Enfin, comme si les frontières ne pouvaient rester stables, elles constituent des points de fixation et des risques dans des zones où on les pensait pérennes: Taïwan est revendiqué comme jamais par la Chine qui n’admet ni une éventuelle indépendance de l’île, ni une séparation dont elle bénéficie de facto depuis 1945. En Amérique, le Président Trump veut, pour sa part, repousser les frontières des États-Unis en revendiquant le Groënland, la zone du canal de Panama et en appelant le Canada à devenir le 51ème Etat américain.

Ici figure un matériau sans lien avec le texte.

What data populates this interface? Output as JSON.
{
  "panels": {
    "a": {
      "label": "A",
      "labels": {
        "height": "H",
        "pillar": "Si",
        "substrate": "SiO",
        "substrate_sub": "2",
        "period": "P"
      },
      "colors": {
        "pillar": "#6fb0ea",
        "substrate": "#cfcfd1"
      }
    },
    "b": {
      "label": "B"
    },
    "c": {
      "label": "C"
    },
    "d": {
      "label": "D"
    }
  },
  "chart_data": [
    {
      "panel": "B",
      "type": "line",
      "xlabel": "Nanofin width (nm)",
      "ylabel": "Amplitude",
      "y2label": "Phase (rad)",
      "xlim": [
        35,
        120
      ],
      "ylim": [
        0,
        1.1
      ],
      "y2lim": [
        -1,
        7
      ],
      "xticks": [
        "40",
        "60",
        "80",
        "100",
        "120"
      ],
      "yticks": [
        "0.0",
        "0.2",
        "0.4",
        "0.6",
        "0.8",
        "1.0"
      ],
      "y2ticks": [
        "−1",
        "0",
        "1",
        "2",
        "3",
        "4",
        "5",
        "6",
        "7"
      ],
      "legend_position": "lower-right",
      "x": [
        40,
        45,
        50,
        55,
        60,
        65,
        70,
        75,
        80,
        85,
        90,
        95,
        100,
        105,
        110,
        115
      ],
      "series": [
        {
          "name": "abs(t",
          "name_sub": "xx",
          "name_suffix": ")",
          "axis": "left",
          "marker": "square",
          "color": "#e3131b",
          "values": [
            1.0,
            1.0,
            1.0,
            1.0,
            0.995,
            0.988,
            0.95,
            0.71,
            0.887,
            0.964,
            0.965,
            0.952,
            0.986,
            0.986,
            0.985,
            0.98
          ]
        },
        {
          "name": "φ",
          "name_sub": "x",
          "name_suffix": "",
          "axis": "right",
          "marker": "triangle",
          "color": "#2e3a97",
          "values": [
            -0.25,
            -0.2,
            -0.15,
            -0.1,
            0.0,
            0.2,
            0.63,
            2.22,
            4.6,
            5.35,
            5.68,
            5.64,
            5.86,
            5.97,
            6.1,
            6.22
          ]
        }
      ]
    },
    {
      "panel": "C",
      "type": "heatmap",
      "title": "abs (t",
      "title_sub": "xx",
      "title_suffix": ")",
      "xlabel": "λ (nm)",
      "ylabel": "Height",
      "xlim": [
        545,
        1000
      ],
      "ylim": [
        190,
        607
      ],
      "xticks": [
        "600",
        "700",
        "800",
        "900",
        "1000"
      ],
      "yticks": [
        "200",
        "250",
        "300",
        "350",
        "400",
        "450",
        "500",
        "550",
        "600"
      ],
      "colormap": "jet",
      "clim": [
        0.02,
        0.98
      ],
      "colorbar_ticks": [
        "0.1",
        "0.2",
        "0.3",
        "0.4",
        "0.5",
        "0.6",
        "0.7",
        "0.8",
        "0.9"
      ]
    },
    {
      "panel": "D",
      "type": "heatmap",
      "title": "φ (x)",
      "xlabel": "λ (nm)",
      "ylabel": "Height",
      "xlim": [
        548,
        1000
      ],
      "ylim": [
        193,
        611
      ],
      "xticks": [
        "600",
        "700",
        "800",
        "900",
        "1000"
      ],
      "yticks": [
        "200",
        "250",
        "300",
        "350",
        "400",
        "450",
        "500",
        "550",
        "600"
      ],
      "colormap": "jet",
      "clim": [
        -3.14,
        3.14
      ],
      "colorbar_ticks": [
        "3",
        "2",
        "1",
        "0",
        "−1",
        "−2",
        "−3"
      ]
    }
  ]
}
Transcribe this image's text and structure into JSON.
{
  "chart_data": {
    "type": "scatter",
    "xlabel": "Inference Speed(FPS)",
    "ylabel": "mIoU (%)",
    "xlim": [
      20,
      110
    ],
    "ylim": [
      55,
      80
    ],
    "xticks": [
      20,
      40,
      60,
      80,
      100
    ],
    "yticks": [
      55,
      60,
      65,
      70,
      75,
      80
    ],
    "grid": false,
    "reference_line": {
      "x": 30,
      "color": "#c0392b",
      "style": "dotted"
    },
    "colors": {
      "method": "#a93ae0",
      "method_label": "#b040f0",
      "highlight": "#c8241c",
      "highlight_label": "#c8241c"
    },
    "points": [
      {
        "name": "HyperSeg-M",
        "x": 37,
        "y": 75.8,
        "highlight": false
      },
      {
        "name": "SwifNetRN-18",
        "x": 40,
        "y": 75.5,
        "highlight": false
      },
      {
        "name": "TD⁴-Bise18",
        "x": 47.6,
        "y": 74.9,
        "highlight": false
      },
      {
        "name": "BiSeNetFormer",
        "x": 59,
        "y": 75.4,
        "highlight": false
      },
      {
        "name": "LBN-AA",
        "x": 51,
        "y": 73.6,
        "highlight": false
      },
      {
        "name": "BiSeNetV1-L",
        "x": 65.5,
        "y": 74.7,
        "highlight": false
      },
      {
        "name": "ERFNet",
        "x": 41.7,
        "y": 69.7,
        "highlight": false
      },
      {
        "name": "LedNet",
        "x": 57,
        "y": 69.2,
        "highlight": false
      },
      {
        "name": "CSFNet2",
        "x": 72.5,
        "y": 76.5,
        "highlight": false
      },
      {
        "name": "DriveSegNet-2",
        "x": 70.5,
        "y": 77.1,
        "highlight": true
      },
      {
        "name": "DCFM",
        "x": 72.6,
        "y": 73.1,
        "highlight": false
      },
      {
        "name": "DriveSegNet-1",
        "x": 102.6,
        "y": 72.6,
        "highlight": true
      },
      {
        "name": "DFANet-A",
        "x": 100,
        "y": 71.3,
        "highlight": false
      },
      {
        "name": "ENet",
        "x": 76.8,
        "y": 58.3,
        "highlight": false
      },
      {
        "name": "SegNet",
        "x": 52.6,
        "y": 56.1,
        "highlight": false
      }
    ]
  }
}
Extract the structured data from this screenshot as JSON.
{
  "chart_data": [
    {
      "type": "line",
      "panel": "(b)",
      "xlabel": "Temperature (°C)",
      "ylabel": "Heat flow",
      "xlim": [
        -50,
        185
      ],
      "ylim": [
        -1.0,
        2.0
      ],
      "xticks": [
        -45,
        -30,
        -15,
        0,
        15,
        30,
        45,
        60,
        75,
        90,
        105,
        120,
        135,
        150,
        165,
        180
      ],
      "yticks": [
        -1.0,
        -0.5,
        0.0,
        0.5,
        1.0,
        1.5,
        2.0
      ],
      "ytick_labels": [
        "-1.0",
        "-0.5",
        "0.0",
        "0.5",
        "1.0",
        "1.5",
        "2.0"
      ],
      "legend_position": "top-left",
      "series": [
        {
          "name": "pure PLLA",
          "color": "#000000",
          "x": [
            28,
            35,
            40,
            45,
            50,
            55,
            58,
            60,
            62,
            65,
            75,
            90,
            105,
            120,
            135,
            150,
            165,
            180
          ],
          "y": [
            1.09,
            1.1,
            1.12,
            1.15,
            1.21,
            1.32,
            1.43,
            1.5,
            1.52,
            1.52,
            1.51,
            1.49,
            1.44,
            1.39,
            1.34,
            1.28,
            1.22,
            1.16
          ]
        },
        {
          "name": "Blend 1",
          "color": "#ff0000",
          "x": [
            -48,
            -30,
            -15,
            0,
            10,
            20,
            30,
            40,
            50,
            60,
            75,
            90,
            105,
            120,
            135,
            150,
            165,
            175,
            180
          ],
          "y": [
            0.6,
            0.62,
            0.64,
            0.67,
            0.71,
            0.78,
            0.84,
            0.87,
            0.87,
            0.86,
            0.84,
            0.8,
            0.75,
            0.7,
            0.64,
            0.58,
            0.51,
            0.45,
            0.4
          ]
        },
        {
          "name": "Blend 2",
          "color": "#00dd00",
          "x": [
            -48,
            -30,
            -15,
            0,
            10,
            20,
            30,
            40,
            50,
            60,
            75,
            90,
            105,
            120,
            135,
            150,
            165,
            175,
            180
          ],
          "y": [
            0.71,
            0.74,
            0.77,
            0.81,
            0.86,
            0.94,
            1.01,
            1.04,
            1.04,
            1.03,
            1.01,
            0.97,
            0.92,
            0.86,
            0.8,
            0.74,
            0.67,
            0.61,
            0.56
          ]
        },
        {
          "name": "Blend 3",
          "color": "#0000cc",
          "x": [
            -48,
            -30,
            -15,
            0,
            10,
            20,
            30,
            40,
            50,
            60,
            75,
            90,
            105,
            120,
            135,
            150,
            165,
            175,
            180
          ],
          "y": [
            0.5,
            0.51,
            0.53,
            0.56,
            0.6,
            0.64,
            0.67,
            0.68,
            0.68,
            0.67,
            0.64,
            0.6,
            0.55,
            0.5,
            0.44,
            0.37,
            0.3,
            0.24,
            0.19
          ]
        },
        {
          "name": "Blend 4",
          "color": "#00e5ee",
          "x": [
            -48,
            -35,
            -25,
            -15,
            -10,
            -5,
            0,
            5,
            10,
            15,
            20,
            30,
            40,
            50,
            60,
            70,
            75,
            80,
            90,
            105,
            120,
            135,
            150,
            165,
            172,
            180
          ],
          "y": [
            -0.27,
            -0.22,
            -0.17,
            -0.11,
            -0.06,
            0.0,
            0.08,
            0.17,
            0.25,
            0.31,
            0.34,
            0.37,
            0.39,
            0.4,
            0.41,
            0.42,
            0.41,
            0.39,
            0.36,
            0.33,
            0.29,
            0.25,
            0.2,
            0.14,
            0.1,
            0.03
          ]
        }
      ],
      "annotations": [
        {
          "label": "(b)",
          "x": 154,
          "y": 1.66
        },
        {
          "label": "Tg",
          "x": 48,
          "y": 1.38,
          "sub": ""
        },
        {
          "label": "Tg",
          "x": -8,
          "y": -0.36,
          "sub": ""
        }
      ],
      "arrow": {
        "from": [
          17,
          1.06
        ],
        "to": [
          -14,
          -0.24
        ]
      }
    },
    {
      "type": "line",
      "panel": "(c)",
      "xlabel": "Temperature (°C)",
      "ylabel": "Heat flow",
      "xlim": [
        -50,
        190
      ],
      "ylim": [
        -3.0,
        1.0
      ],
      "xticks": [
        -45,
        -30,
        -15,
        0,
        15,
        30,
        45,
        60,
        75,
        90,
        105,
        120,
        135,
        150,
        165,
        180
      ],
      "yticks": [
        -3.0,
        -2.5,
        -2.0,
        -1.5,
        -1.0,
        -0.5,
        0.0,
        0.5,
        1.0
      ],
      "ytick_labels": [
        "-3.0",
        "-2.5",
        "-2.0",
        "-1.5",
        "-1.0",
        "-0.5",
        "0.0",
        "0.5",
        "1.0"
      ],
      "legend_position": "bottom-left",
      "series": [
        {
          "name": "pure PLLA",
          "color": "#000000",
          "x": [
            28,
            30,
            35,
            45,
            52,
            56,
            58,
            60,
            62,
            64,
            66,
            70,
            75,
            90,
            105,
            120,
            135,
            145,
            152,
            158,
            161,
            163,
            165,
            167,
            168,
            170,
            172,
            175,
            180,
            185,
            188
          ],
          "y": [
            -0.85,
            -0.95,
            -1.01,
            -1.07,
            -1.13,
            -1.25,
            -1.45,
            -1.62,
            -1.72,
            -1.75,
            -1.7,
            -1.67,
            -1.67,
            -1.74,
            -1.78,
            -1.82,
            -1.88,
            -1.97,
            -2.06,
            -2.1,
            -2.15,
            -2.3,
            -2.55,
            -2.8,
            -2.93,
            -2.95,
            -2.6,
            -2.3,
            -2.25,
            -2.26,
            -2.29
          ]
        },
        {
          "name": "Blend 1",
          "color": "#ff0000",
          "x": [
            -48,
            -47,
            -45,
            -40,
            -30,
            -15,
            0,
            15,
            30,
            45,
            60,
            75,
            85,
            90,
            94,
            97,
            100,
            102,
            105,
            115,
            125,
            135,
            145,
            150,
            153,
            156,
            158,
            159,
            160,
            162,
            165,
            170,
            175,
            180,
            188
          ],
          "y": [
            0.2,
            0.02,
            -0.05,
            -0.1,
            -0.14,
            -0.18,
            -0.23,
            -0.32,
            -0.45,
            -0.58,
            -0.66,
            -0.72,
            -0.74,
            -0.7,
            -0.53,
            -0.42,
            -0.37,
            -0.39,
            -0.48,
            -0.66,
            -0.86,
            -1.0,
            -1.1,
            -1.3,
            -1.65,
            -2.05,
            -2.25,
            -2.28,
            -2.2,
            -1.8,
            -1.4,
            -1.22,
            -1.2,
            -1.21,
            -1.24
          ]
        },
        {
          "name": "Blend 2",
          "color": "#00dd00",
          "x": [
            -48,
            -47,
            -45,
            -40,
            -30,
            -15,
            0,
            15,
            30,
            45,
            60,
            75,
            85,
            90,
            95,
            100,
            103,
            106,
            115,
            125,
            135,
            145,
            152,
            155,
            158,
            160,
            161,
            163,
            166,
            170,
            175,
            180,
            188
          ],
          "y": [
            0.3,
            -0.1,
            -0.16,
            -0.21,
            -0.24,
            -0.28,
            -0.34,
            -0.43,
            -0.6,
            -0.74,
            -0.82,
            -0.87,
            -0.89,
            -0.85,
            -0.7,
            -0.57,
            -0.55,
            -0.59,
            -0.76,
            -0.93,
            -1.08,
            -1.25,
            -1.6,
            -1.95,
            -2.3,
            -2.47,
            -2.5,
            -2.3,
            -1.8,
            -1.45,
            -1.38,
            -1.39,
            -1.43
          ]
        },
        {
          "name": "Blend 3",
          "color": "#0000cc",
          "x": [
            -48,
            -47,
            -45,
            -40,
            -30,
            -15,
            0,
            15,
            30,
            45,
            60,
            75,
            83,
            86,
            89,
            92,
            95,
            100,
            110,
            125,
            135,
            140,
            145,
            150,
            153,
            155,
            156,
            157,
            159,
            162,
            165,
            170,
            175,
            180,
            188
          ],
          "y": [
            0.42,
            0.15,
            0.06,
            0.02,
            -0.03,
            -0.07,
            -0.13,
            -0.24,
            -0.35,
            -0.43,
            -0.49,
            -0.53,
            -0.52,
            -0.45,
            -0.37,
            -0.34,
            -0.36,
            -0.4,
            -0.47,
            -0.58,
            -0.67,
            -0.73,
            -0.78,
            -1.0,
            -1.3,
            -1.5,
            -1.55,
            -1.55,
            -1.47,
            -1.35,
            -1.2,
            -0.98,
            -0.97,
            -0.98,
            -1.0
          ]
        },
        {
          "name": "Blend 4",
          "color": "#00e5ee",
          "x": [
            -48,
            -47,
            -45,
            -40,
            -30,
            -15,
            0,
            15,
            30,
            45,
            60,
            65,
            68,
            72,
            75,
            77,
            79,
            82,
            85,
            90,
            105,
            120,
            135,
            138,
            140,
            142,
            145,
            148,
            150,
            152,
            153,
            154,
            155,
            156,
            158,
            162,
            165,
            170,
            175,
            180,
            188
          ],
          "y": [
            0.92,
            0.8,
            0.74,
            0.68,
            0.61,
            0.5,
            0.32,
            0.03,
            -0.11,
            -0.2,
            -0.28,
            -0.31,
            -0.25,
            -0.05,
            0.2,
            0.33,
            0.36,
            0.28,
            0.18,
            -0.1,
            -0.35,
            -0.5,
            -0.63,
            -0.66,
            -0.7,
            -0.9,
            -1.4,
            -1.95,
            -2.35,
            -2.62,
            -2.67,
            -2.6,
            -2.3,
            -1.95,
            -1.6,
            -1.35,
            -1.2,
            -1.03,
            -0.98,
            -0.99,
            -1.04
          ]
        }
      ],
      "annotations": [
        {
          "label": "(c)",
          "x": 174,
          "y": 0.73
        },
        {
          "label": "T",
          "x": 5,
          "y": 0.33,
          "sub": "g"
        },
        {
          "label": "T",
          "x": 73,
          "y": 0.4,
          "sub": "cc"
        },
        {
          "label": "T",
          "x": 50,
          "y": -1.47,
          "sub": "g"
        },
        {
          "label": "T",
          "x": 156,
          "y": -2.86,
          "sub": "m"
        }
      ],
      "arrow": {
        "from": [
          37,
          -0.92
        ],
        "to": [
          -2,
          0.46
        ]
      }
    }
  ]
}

Une autre frontière, bien connue de nos lecteurs, est en jeu également: la frontière avec l’Algérie, fermée depuis 1994. L’écrivain franco-algérien Boualem Sansal a été arrêté, incarcéré, jugé pour avoir parlé de cette frontière! La reconnaissance par la France de la marocanité du Sahara occidental a provoqué une crise spectaculaire entre Paris et Alger, crise inédite sur laquelle je reviendrai dans une prochaine chronique.